Bel rumah jisung berkali-kali berbunyi, membuat si pemilik rumah mengerang kesal. Hari libur adalah hari istirahat, hari menikmati kebebasan namun ada saja yg menyebalkan.

Pintu dibuka, menampilkan gadis berambut ikal yang dikepang asal dengan tas kecil bergambar hamster kecil di genggamannya. Ia tersenyum manis ke arah si pemilik rumah, sementara jisung terkejut setengah mati! Nila benar saja datang ke rumahnya, bahkan ia tidak sadar jam sudah menunjukkan pukul 6 sore

“nila?”

“hai jisung, kita bertemu lagi ya” senyuman nila tidak luntur, cantiknya semakin terpancar dengan latar senja dibelakangnya, matahari yg hampir terbenam seakan menunjukkan bahwa sinarnya kalah dengan aura beta di depannya ini. Jisung terpukau dibuatnya

“ngapain kesini lagi?”

“nih, kue brownies. Kesukaan kamu” nila sodorkan tas kecil itu pada jisung, sementara alpha itu hanya menatapnya bingung namun tak lama diambil juga. Nila makin tersenyum lebar

pergi, tolong diakhiri sekarang la gumam jisung berkali-kali dalam hati, ia benci mengetahui fakta saat melihat senyuman gadis ini semua masa lalunya seakan melingkupi isi kepalanya

“makasih...browniesnya” ucap jisung, dan nila hanya mengangguk sebagai jawaban. Ada jeda beberapa saat diantara mereka, sebelum akhirnya nila menghembuskan nafas

“jisung, aku tau kamu ga bakalan bisa nerima aku lagi, Aku tau semuanya, dan aku harus ngerti posisi mate kamu...” ucap nila. Kini mata berbinar itu meredup, sedihnya terlihat jelas. Jisung bergumam kata impas dalam hatinya.

“lo tau darimana?”

“kak jeno hehe... Aku juga lihat wajahnya chenle, manis. Feromonnya pasti buat kamu nyaman ya, syukur deh berarti kamu sudah beneran bahagia”

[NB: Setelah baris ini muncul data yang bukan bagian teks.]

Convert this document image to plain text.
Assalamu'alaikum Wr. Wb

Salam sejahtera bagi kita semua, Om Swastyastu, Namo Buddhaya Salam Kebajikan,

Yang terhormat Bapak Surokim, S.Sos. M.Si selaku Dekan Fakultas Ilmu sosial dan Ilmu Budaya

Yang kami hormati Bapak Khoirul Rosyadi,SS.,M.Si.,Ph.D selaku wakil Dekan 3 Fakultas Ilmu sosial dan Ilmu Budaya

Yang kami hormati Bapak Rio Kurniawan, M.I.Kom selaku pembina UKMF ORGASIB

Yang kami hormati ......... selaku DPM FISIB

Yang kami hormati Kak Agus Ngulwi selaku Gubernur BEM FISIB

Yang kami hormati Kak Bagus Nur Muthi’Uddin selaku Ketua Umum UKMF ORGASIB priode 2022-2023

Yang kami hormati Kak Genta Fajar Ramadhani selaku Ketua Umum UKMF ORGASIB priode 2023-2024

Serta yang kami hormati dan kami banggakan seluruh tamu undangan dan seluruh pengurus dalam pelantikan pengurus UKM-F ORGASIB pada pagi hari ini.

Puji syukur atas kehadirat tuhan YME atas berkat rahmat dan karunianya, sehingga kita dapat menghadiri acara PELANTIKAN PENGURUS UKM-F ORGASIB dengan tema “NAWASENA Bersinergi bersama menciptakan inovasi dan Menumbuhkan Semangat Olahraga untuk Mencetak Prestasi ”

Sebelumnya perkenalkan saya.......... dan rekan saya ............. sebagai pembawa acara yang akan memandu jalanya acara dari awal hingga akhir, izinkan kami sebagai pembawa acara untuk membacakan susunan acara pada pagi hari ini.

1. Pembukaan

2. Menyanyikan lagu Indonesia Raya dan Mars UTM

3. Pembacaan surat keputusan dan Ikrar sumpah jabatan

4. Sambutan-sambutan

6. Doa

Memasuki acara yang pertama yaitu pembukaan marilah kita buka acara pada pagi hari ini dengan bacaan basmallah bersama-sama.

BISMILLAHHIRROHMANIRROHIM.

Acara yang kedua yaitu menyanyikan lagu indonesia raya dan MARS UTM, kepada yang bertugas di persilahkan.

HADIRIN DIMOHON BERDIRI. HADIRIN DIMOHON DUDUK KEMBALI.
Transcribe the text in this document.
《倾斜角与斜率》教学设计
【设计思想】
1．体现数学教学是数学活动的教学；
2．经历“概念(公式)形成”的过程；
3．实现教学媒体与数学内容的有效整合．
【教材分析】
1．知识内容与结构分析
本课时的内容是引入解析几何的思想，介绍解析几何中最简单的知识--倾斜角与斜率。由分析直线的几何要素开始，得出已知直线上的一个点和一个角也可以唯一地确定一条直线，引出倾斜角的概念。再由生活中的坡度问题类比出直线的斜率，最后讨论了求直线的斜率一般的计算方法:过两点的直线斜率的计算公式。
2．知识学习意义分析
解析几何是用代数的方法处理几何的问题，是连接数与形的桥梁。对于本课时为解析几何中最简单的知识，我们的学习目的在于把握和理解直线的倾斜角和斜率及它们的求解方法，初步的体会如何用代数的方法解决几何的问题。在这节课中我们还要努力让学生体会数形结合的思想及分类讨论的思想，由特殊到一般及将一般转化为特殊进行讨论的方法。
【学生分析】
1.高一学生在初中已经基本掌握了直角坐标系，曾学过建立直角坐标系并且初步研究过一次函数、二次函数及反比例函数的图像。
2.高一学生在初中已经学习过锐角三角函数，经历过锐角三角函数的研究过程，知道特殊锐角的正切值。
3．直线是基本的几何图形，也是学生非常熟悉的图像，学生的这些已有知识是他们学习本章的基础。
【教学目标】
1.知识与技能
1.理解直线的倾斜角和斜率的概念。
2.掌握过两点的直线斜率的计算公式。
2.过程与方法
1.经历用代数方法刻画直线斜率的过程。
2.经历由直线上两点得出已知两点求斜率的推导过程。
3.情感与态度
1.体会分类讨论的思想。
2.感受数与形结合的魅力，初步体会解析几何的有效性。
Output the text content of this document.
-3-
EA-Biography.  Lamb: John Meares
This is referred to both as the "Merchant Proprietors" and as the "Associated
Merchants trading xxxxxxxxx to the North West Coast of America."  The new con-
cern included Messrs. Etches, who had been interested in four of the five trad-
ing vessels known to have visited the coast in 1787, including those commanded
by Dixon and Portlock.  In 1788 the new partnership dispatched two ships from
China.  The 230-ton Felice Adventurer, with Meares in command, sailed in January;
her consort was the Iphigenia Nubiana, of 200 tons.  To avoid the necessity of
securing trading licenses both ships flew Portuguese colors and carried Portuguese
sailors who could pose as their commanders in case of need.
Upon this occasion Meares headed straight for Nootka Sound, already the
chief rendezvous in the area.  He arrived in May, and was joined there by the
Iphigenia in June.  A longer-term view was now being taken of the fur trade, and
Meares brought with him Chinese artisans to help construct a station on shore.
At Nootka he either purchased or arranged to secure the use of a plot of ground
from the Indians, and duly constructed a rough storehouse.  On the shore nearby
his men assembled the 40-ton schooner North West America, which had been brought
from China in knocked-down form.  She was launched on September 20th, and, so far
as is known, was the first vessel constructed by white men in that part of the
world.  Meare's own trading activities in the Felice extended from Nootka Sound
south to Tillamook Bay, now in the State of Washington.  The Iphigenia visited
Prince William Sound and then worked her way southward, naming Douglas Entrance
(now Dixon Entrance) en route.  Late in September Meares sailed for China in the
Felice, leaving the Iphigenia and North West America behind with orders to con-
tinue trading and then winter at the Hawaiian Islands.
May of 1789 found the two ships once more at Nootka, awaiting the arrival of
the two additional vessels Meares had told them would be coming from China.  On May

Jisung sedikit terkejut namun ia memilih diam mendengarkan nila, sementara nila berbicara seakan hanya untuk mengulur-ulur waktu. Karena tepat hari ini ia akan merelakan harapan satu-satunya yg ingin ia gapai lagi.

Tapi orang bodoh mana yg dapat menerima seseorang kembali setelah dibuang begitu saja.

“ya... udah gue bilang, gue udah bahagia sama chenle, lo jangan ganggu lagi” kalimat jisung penuh penekanan di akhir, berhasil menyayat hati nila begitu pun menghancurkan harapannya dengan sekali genggam. Nila masih tetap tersenyum berusaha menutupi hatinya yg menangis.

“alpha—”

“stop manggil gue kayak gitu, karena lo.udah kehilangan hak buat gue”

Nila mengulum bibirnya, air matanya sudah terkumpul di pelupuk matanya, sekali ia mengedipkan mata luruh sudah air matanya. Tapi, memang benar kata jisung, dari sejak 2 tahun yg lalu saat ia malah membuang kesempatan bersama jisung, ia sudah tidak memiliki hak apapun atas jisung.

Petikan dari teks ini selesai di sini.